Ain Shams Engineering Journal (Aug 2024)
A theoretical analysis of the ternary hybrid nano-fluid with Williamson fluid model
Abstract
The commercialization of nanotechnology is significant in the areas of pharmaceutical delivery, supercapacitors, catalysts, microelectronics, thermal energy plants, automotive cooling, fuel cell membranes, crack-resistant paint, and water purification. Here Darcy-Forchheimeir hydromagnetic flow of radiative Williamson trihybrid MOS2+ZrO2+GO/Ethyleneglycol nanofluid subject to entropy generation is investigated. Molybdenum disulfide MOS2, zirconium dioxide ZrO2, and graphene oxide GO nanoparticles in base fluid (Ethylene glycol) are incorporated. Darcy-Forchhiemeir porous medium and dissipative heat transfer attributes are considered. Furthermore, the convective boundary condition is incorporated for the analysis. Thermal radiation is employed to perform a study of the energy transfer phenomenon while keeping in mind the practical applications. The governing PDEs are converted into ODEs by appropriate transformations. Using the homotopy analysis method (HAM), the resulting non-dimensional systems are addressed analytically.

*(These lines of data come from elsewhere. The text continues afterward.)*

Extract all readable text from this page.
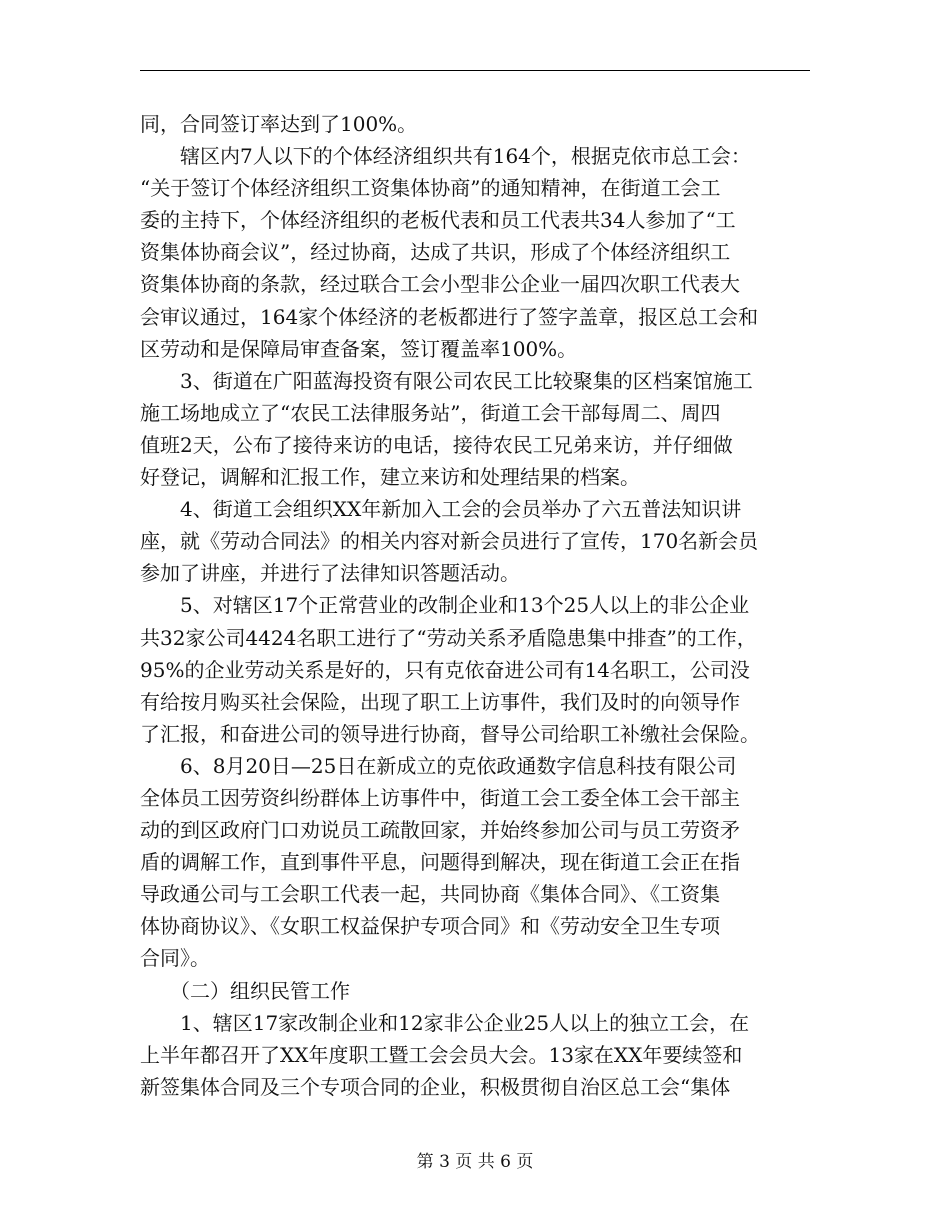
同，合同签订率达到了100%。
　　辖区内7人以下的个体经济组织共有164个，根据克依市总工会：
“关于签订个体经济组织工资集体协商”的通知精神，在街道工会工
委的主持下，个体经济组织的老板代表和员工代表共34人参加了“工
资集体协商会议”，经过协商，达成了共识，形成了个体经济组织工
资集体协商的条款，经过联合工会小型非公企业一届四次职工代表大
会审议通过，164家个体经济的老板都进行了签字盖章，报区总工会和
区劳动和是保障局审查备案，签订覆盖率100%。
　　3、街道在广阳蓝海投资有限公司农民工比较聚集的区档案馆施工
施工场地成立了“农民工法律服务站”，街道工会干部每周二、周四
值班2天，公布了接待来访的电话，接待农民工兄弟来访，并仔细做
好登记，调解和汇报工作，建立来访和处理结果的档案。
　　4、街道工会组织XX年新加入工会的会员举办了六五普法知识讲
座，就《劳动合同法》的相关内容对新会员进行了宣传，170名新会员
参加了讲座，并进行了法律知识答题活动。
　　5、对辖区17个正常营业的改制企业和13个25人以上的非公企业
共32家公司4424名职工进行了“劳动关系矛盾隐患集中排查”的工作，
95%的企业劳动关系是好的，只有克依奋进公司有14名职工，公司没
有给按月购买社会保险，出现了职工上访事件，我们及时的向领导作
了汇报，和奋进公司的领导进行协商，督导公司给职工补缴社会保险。
　　6、8月20日—25日在新成立的克依政通数字信息科技有限公司
全体员工因劳资纠纷群体上访事件中，街道工会工委全体工会干部主
动的到区政府门口劝说员工疏散回家，并始终参加公司与员工劳资矛
盾的调解工作，直到事件平息，问题得到解决，现在街道工会正在指
导政通公司与工会职工代表一起，共同协商《集体合同》、《工资集
体协商协议》、《女职工权益保护专项合同》和《劳动安全卫生专项
合同》。
　　（二）组织民管工作
　　1、辖区17家改制企业和12家非公企业25人以上的独立工会，在
上半年都召开了XX年度职工暨工会会员大会。13家在XX年要续签和
新签集体合同及三个专项合同的企业，积极贯彻自治区总工会“集体
第 3 页 共 6 页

The implications of various factors on the thermal transmission rate and friction factor for tri-hybrid MOS2+ZrO2+GO/Ethyleneglycol nanofluid, hybrid MOS2+ZrO2/Ethyleneglycol nanomaterial, and nanoliquid MOS2/Ethyleneglycol are investigated through tables. Further, the fluid velocity, temperature, entropy rate, and Bejan number for all three nano-liquid scenarios in response to influential parameters (Weissenberg number We, magnetic parameter M, radiation parameter Rd, Brinkman number Br, suction parameter S, Darcy-Forchheimeir number Fr, and Biot number Bi) are graphically evaluated. The fluid velocity declines as the suction parameter grows. A greater Weissenberg number results in an increased Bejan number. Temperature and entropy rate increase with a higher magnetic value. A greater Weissenberg number results in an enhanced drag force. The rate of heat transmission decreases with an increasing radiation effect. In conclusion, the current outcome is an excellent invention of the results that came before it.